Sequoia has received multiple accolades for her work. She was awarded the 2015 Scholastics Gold Key Award in both Photography and Art Portfolio. Through the help of her artist-mentors, Sequoia applied to the National YoungArts Foundation and was selected as a Finalist—one of 10 young photographers nationwide and only 170 young artists from an applicant pool of over 11,000. Sequoia traveled to Miami to participate in National YoungArts Week, joining other young artists from around the country for an intensive week of Master classes with world-renowned artists. 

In Sequoia’s own words:

"We'll, it's either her or the blow. What you gonna choose?" he asks her. She pauses, looking from me to the tiny white package: "Baby, c'mere... he's a nice man, he won't hurt you..." she says, stammering. Standing at the door, I stare deep into her eyes—my mothers' eyes. I knew that look and it scared me. Slowly backing out the door, I cautiously shook my head, "no." My mother, instantaneously irritated by my defiance, reaches to grab me but manages only a handful of air, for I had already begun my escape down the stairs, past the people on the mattresses and out of the foul-smelling house.

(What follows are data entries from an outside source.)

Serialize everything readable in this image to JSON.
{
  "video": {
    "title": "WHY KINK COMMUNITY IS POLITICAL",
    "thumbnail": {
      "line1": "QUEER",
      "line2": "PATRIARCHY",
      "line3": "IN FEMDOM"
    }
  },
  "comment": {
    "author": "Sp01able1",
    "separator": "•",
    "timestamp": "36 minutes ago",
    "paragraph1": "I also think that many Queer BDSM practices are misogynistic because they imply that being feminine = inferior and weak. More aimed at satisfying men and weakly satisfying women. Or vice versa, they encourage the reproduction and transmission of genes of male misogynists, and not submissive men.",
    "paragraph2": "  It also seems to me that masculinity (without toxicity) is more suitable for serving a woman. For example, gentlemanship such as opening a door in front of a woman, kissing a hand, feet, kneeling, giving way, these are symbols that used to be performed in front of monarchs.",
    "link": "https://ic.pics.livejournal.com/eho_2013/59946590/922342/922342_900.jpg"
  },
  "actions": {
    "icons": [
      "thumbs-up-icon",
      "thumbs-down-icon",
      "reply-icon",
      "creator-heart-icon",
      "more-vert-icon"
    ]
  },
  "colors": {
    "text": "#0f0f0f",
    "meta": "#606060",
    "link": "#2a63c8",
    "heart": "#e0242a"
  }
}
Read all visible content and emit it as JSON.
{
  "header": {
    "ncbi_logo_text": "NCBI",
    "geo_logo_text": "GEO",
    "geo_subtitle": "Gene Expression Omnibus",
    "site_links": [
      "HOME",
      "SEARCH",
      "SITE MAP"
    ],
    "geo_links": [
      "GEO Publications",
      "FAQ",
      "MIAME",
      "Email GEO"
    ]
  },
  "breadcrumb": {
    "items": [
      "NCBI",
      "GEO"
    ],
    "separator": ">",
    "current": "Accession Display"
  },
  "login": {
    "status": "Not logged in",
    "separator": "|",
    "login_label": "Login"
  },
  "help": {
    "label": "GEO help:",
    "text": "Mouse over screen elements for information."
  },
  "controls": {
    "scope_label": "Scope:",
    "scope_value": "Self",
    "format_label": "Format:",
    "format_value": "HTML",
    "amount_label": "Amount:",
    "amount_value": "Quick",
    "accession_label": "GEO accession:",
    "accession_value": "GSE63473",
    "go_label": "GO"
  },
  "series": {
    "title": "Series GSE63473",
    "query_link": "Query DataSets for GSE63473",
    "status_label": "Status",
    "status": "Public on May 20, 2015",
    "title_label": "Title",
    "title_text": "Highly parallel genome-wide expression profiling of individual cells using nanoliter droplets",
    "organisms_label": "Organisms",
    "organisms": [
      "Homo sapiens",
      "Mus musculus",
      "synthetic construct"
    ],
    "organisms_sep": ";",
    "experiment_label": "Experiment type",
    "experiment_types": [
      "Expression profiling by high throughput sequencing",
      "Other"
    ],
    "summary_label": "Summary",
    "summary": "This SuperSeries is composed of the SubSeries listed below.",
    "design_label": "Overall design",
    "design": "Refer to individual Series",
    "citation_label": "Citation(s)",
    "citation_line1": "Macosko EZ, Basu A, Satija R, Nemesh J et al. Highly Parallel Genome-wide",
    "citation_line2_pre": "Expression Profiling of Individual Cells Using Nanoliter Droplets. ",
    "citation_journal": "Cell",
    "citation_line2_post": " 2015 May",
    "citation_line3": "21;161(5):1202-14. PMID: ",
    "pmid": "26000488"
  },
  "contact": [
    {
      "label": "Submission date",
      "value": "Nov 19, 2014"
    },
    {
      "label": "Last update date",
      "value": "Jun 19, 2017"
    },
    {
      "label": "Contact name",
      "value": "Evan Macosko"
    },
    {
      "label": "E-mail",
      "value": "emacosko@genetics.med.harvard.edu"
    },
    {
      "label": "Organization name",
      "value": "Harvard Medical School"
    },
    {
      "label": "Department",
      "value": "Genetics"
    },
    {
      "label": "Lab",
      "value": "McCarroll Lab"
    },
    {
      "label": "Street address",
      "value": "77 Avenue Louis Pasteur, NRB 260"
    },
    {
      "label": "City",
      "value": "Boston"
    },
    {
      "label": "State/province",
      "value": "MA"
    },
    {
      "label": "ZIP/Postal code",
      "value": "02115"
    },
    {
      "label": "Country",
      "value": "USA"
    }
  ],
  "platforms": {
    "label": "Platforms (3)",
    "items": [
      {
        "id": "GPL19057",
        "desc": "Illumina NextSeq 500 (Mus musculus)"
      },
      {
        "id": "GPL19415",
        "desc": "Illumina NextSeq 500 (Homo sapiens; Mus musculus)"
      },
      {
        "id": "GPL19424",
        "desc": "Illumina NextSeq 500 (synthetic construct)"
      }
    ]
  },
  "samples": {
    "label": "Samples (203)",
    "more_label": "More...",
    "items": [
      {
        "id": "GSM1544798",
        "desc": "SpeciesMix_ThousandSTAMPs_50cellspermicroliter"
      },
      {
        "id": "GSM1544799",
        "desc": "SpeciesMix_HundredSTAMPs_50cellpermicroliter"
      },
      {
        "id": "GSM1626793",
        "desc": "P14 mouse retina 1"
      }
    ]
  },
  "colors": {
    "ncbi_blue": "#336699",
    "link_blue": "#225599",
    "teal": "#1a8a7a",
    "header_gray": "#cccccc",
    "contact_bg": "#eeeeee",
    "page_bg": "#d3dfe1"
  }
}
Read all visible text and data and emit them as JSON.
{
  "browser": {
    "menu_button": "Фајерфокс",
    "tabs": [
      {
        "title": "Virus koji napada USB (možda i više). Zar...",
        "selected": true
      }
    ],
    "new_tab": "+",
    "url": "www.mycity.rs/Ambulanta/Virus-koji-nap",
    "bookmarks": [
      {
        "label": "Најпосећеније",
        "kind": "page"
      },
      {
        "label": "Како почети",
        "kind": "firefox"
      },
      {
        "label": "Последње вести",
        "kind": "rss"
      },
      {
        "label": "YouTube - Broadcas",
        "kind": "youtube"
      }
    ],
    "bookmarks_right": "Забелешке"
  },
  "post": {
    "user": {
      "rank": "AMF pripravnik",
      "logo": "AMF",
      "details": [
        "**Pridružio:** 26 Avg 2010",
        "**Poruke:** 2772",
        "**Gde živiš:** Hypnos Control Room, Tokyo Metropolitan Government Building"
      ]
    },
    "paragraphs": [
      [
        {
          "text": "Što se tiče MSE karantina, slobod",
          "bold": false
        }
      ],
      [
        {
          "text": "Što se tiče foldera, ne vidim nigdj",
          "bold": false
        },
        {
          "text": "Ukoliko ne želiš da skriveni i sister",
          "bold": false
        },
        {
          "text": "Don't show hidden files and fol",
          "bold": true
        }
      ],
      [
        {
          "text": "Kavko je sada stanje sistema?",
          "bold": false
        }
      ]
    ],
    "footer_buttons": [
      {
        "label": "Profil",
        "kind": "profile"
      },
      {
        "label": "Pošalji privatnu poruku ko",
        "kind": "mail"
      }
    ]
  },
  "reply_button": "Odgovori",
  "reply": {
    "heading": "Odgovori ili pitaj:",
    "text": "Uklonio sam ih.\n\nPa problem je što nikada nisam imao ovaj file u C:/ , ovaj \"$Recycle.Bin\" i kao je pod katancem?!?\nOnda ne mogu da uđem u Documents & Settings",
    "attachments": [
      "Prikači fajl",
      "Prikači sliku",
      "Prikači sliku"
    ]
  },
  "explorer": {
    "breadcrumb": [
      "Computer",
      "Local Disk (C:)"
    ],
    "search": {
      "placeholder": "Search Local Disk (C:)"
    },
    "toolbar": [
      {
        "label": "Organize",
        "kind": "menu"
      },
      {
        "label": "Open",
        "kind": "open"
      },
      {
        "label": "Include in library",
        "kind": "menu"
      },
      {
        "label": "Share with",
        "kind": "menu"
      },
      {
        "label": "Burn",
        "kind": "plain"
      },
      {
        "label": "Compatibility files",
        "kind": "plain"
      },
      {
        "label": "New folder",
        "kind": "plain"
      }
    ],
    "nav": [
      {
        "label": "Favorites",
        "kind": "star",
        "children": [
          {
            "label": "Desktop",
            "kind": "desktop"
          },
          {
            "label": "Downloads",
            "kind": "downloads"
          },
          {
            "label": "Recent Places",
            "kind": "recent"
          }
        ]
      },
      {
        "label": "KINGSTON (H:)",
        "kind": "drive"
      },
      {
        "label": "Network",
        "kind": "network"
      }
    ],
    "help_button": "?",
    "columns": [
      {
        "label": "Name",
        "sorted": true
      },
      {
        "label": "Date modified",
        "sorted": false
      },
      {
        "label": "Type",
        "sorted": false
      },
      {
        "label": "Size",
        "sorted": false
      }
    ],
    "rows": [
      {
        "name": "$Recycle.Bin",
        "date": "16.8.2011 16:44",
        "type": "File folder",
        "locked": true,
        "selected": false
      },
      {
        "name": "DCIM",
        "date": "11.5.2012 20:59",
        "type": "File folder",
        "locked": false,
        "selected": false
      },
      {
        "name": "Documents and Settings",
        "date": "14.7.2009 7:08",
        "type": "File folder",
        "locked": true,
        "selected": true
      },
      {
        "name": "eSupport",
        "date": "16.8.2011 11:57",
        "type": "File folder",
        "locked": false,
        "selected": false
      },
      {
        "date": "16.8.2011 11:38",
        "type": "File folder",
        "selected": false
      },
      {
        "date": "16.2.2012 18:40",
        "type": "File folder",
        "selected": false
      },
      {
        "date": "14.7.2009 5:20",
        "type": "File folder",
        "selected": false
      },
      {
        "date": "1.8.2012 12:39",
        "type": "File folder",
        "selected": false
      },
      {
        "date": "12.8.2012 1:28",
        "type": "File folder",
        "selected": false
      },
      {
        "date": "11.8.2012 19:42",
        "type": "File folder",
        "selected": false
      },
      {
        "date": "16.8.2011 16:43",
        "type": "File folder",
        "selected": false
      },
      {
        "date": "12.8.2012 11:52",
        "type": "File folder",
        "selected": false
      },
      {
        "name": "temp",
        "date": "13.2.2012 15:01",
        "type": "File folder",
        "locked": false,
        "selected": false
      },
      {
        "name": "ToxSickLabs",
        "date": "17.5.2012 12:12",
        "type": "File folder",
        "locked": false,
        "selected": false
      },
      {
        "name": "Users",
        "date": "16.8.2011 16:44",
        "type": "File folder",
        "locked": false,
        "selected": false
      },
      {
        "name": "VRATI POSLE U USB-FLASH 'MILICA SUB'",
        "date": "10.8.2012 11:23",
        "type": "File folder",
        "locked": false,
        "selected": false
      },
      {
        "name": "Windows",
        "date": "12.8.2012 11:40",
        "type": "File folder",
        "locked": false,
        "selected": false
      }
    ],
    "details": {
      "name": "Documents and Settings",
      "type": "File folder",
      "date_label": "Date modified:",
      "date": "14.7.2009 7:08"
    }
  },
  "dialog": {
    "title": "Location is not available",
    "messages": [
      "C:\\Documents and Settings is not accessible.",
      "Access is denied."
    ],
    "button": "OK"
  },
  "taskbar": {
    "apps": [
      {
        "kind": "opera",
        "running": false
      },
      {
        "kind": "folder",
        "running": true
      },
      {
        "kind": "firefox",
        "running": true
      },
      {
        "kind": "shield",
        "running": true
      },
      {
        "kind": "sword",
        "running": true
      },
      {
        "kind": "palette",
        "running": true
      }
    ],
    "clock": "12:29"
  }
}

I live in Los Angeles, California but I attend New Roads School, in Santa Monica, California. Looking back on my life, my artistic journey was influenced by my mother and her inability to take care of my older brother and I. Since that day I’ve had a keen interest in portraiture. Specifically, the emotions exemplified through one’s eyes. I like to interact with my subjects while photographing them. My previous homelessness and being a former foster youth has also influenced my artistic vision and approach in photographing.